A Multi-Stage Voice AI Authentication System
AI-Powered Voice Authentication with Deepfake Detection & Noise Reduction
SpeakSafe is a secure, modular voice authentication system that combines deepfake detection, speech denoising, and speaker verification into a single pipeline. Built for real-world deployment with short utterances (7–10 seconds).
Why Voice Authentication?
Passwords are forgettable. Biometrics like fingerprints require touch. Voice authentication offers a hands-free, accessible alternative—especially valuable for users with visual impairment or mobility constraints. But building a robust system isn’t just “record and match.” Real environments bring noise, short clips, and a growing risk: AI-generated voice deepfakes.
In this post, I walk through SpeakSafe, an end-to-end voice authentication system that tackles these challenges with a modular, ML-first pipeline.
The Three Challenges
- Spoofing — Attackers can use TTS or voice clones to impersonate users.
- Noise — Background sounds and poor mics distort speaker-specific features.
- Short utterances — Users won’t speak for minutes; 7–10 seconds is realistic.
We addressed each with a dedicated module in a single pipeline.
Architecture Overview
Audio Input → Deepfake Detection → Noise Reduction → Speaker Embedding → Match
1) Deepfake Detection (Random Forest)
Before trusting the audio, we filter out synthetic or AI-generated samples. A Random Forest classifier trained on acoustic features (chroma, MFCCs, spectral centroid, etc.) achieves 97.4% accuracy on a balanced dataset of real vs. fake voice samples.
Synthetic samples are rejected immediately; only human voice proceeds.
Takeaway: low-cost, interpretable, and effective as a first-line defense.
2) Noise Reduction (Wave-U-Net)
Waveform-to-waveform denoising preserves phase and speaker identity better than spectrogram-based methods.
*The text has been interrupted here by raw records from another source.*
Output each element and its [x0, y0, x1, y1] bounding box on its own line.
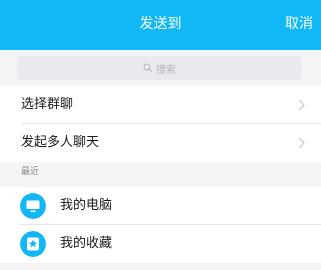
top-bar: 发送到 取消	[0, 0, 321, 50]
recent-item-my-favorites[interactable]: 我的收藏	[0, 225, 321, 263]
page-title: 发送到	[139, 16, 182, 32]
cancel-button[interactable]: 取消	[285, 15, 313, 33]
search-placeholder: 搜索	[156, 64, 176, 76]
chevron-right-icon	[298, 137, 305, 149]
favorites-icon	[20, 231, 46, 257]
select-group-chat-label: 选择群聊	[21, 97, 74, 112]
search-icon	[143, 63, 153, 73]
computer-icon	[20, 193, 46, 219]
start-multi-chat-label: 发起多人聊天	[21, 135, 100, 150]
recent-item-label: 我的收藏	[60, 236, 113, 251]
select-group-chat-row[interactable]: 选择群聊	[0, 86, 321, 124]
search-bar: 搜索	[0, 50, 321, 86]
recent-item-label: 我的电脑	[60, 198, 113, 213]
search-input[interactable]: 搜索	[17, 56, 302, 80]
recent-section-label: 最近	[21, 167, 40, 177]
recent-item-my-computer[interactable]: 我的电脑	[0, 187, 321, 225]
start-multi-chat-row[interactable]: 发起多人聊天	[0, 124, 321, 162]
chevron-right-icon	[298, 99, 305, 111]
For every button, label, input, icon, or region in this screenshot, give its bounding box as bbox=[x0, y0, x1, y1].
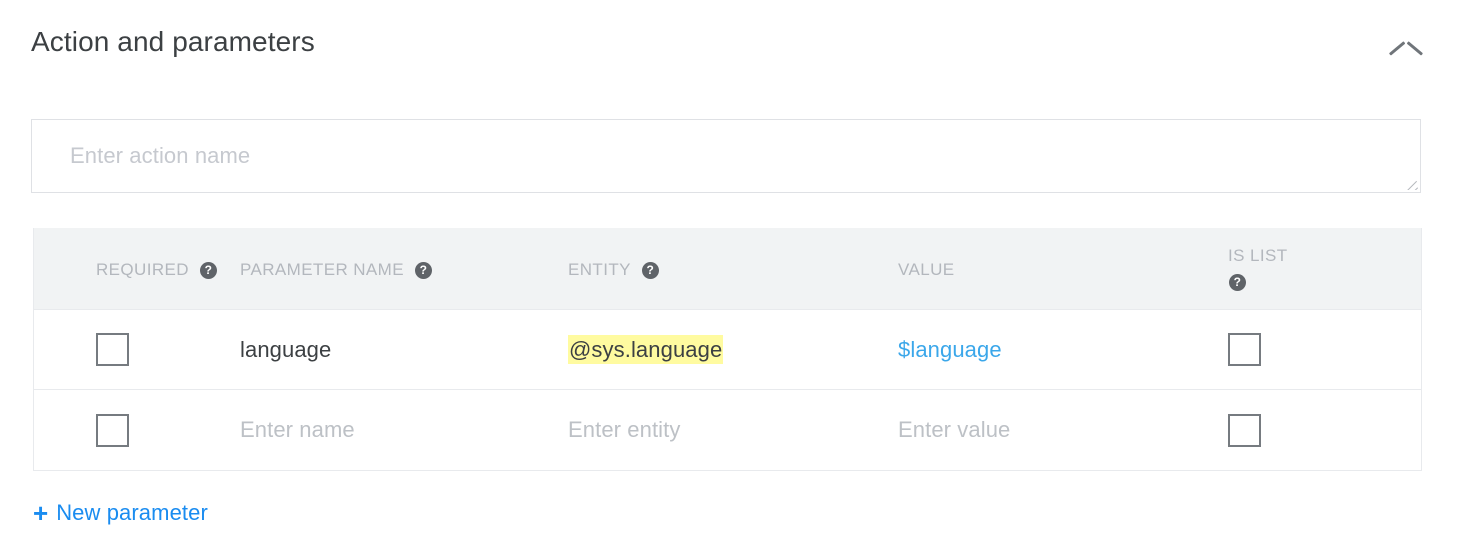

Our Wave-U-Net model improves SDR by ~9.5 dB and ΔSNR by ~4.4 dB, cleaning background noise without degrading the speaker’s acoustic profile.
This step is crucial for consistent embeddings downstream.
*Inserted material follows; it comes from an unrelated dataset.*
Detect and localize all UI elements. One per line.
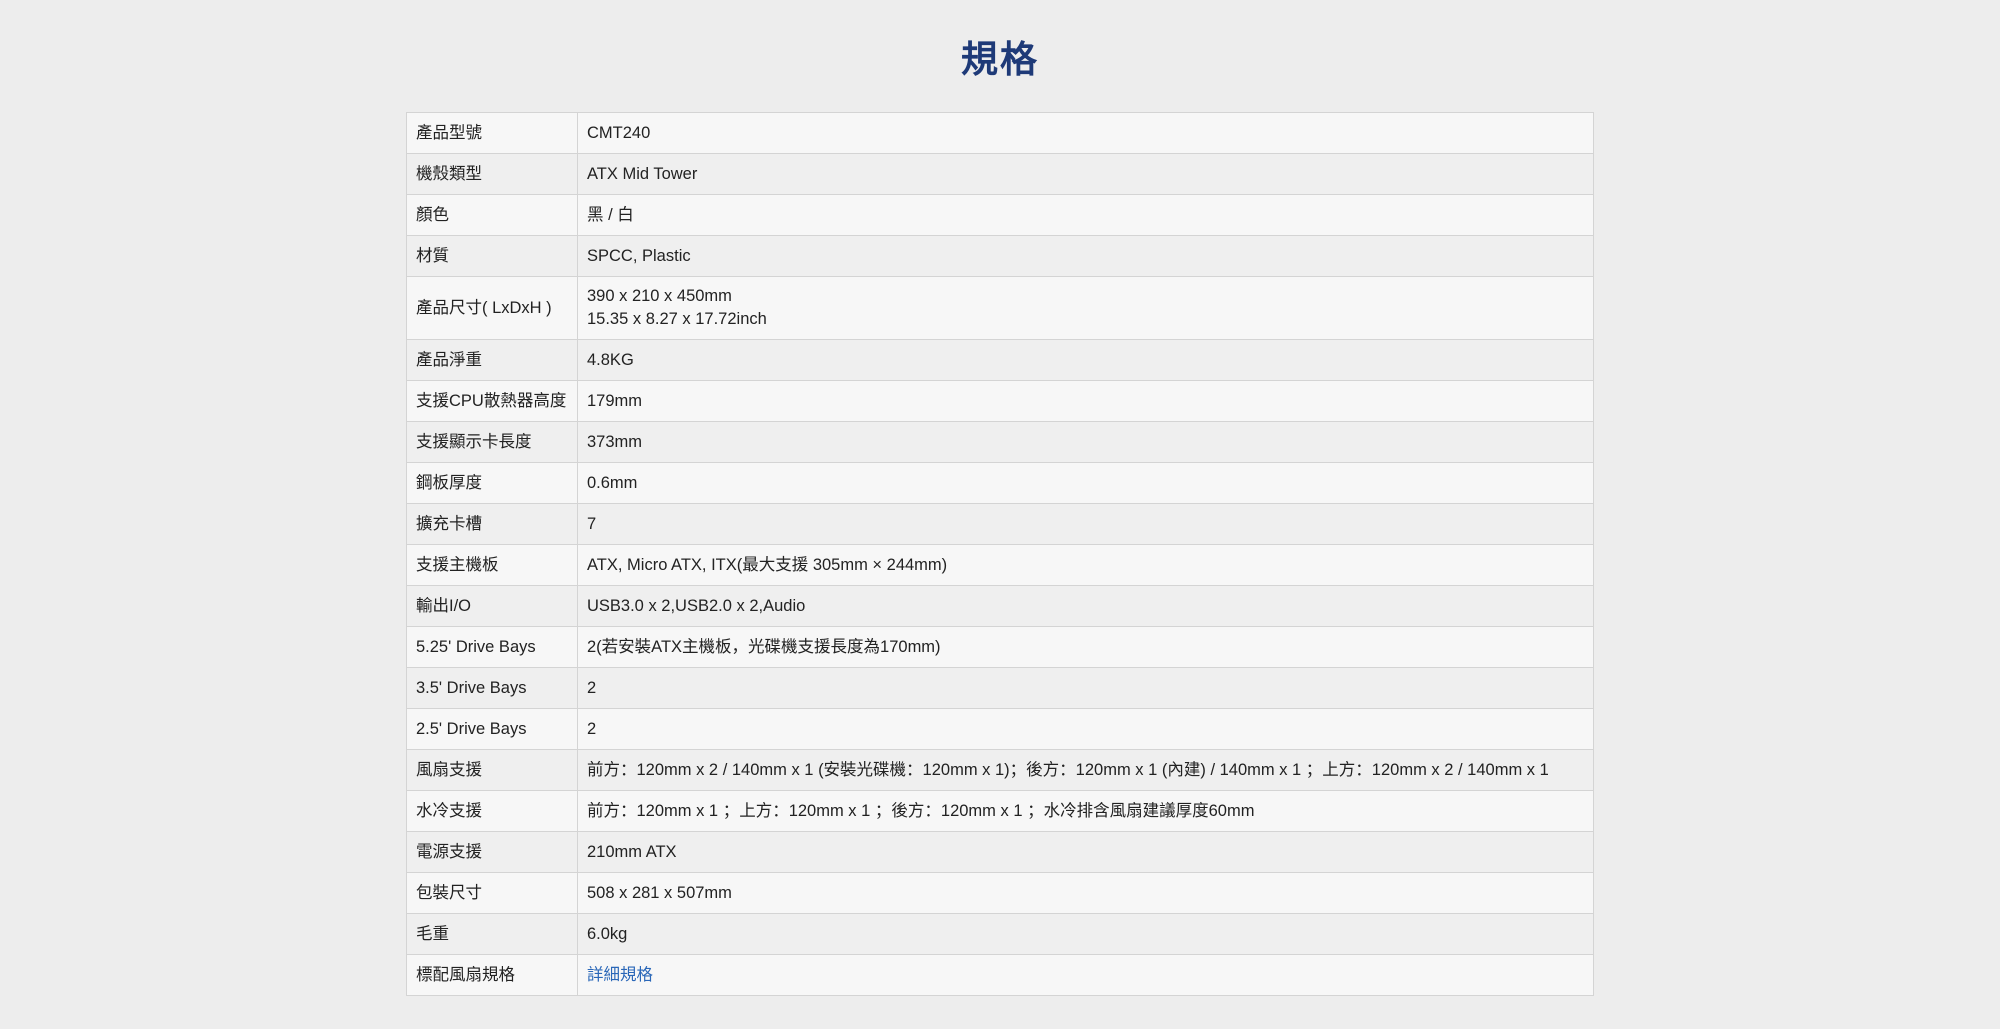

3) Speaker Embedding & Verification (ResNet-50)
We extract 256-dimensional embeddings from MFCCs using a ResNet-50 backbone.
- Enrollment: average embeddings from multiple short clips to form a voiceprint
- Verification: compare new embeddings via cosine similarity and apply a threshold (e.g., 0.75) to accept/reject
Key design: 7–10 second samples, 5-segment averaging for registration, single-clip embedding for login.
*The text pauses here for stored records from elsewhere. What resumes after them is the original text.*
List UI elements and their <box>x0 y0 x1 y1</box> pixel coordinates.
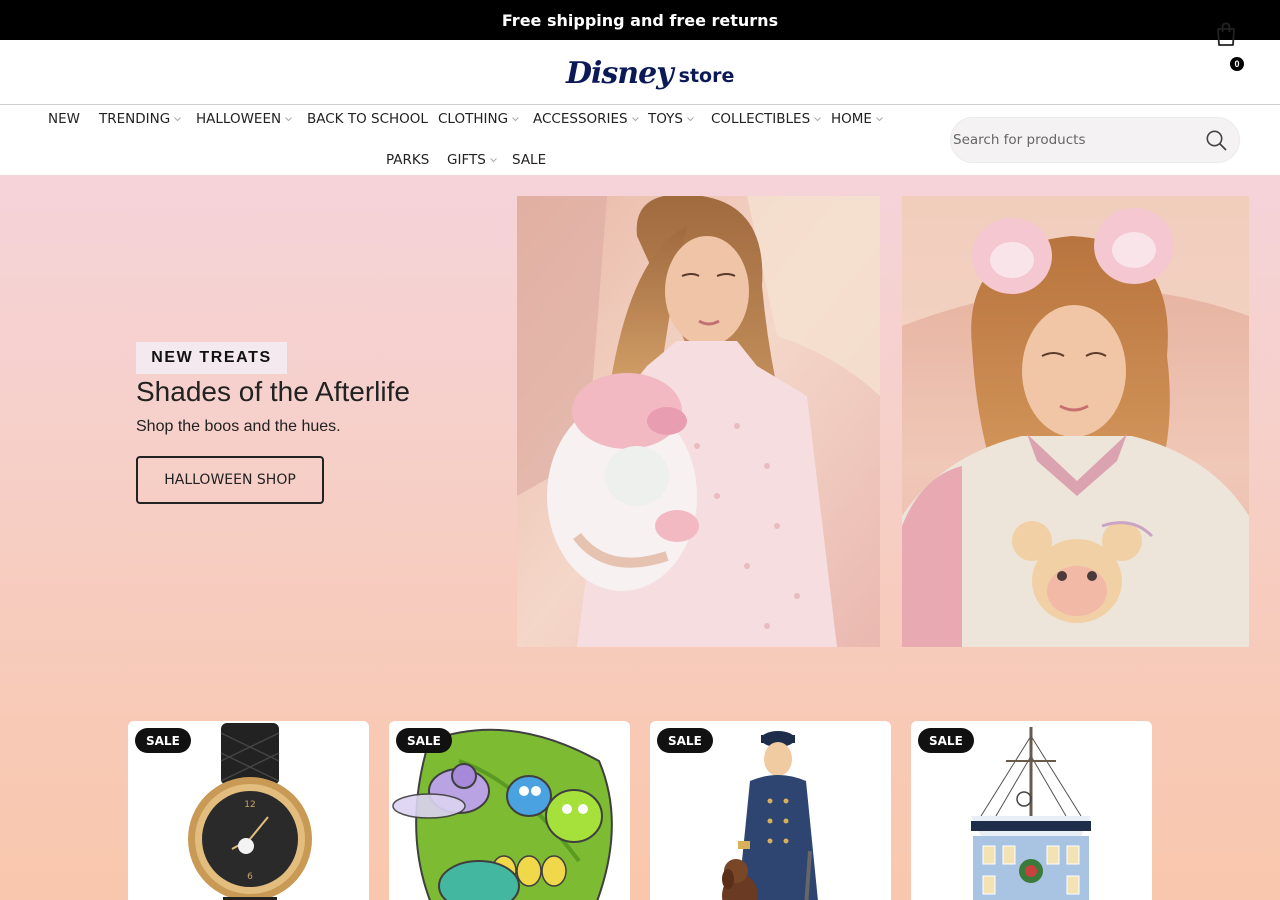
nav-item-gifts[interactable]: GIFTS <box>447 150 498 170</box>
nav-label: GIFTS <box>447 152 486 168</box>
chevron-down-icon <box>489 155 498 165</box>
search-icon[interactable] <box>1205 129 1227 151</box>
nav-label: TOYS <box>648 111 683 127</box>
nav-label: ACCESSORIES <box>533 111 628 127</box>
chevron-down-icon <box>631 114 640 124</box>
chevron-down-icon <box>686 114 695 124</box>
product-card[interactable]: SALE <box>911 721 1152 900</box>
search-box <box>950 117 1240 163</box>
disney-store-logo[interactable]: Disney store <box>566 50 734 94</box>
hero-title: Shades of the Afterlife <box>136 376 410 407</box>
chevron-down-icon <box>284 114 293 124</box>
nav-label: COLLECTIBLES <box>711 111 811 127</box>
logo-disney-text: Disney <box>566 56 674 91</box>
nav-item-accessories[interactable]: ACCESSORIES <box>533 109 640 129</box>
nav-item-halloween[interactable]: HALLOWEEN <box>196 109 293 129</box>
sale-badge: SALE <box>657 728 713 753</box>
search-input[interactable] <box>953 118 1193 162</box>
nav-item-back-to-school[interactable]: BACK TO SCHOOL <box>307 109 428 129</box>
sale-badge: SALE <box>396 728 452 753</box>
promo-text: Free shipping and free returns <box>501 10 779 30</box>
nav-item-sale[interactable]: SALE <box>512 150 546 170</box>
product-card[interactable]: SALE <box>389 721 630 900</box>
product-card[interactable]: SALE <box>650 721 891 900</box>
chevron-down-icon <box>511 114 520 124</box>
nav-label: PARKS <box>386 152 430 168</box>
chevron-down-icon <box>173 114 182 124</box>
cart-button[interactable] <box>1212 20 1240 48</box>
hero-subtitle: Shop the boos and the hues. <box>136 418 341 435</box>
sale-badge: SALE <box>135 728 191 753</box>
svg-text:12: 12 <box>244 800 255 810</box>
hero-photo-pajamas[interactable] <box>517 196 880 647</box>
nav-label: SALE <box>512 152 547 168</box>
halloween-shop-button[interactable]: HALLOWEEN SHOP <box>136 456 324 504</box>
nav-item-new[interactable]: NEW <box>48 109 80 129</box>
nav-label: TRENDING <box>99 111 171 127</box>
nav-item-collectibles[interactable]: COLLECTIBLES <box>711 109 822 129</box>
nav-label: HALLOWEEN <box>196 111 282 127</box>
chevron-down-icon <box>813 114 822 124</box>
sale-badge: SALE <box>918 728 974 753</box>
nav-item-parks[interactable]: PARKS <box>386 150 429 170</box>
nav-item-clothing[interactable]: CLOTHING <box>438 109 520 129</box>
nav-item-home[interactable]: HOME <box>831 109 884 129</box>
svg-text:6: 6 <box>247 872 253 882</box>
promo-bar: Free shipping and free returns <box>0 0 1280 40</box>
cart-count-badge: 0 <box>1230 57 1244 71</box>
hero-photo-sweatshirt[interactable] <box>902 196 1249 647</box>
site-header: Disney store <box>0 40 1280 105</box>
nav-label: BACK TO SCHOOL <box>307 111 428 127</box>
nav-item-toys[interactable]: TOYS <box>648 109 695 129</box>
nav-label: HOME <box>831 111 872 127</box>
nav-label: NEW <box>48 111 80 127</box>
logo-store-text: store <box>678 65 735 87</box>
nav-item-trending[interactable]: TRENDING <box>99 109 182 129</box>
nav-label: CLOTHING <box>438 111 509 127</box>
chevron-down-icon <box>875 114 884 124</box>
product-card[interactable]: SALE 12 6 <box>128 721 369 900</box>
shopping-bag-icon <box>1217 22 1235 46</box>
hero-tag: NEW TREATS <box>136 342 287 374</box>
Skills & Technologies Demonstrated
| Area | Skills |
|---|---|
| ML/AI | Random Forest, XGBoost, Wave-U-Net, ResNet-50, SMOTE for class imbalance |
| Audio | librosa, MFCCs, chroma, spectral features, waveform processing |
| Backend | FastAPI, SQLite, async file handling |
| Frontend | Next.js 15, React 19, MediaRecorder API, Tailwind, Radix UI |
| MLOps | joblib model serialization, TensorFlow/Keras, custom loss functions |
| Research | Multi-stage pipeline design, threshold calibration, EER, ROC analysis |
Lessons Learned
- Modular pipelines allow swapping components (e.g., different denoisers) without rewriting the whole system.
- Short-utterance optimization matters: models trained on long clips often underperform on real 7–10 s samples.
- Domain shift between training and deployment requires ongoing threshold tuning and monitoring.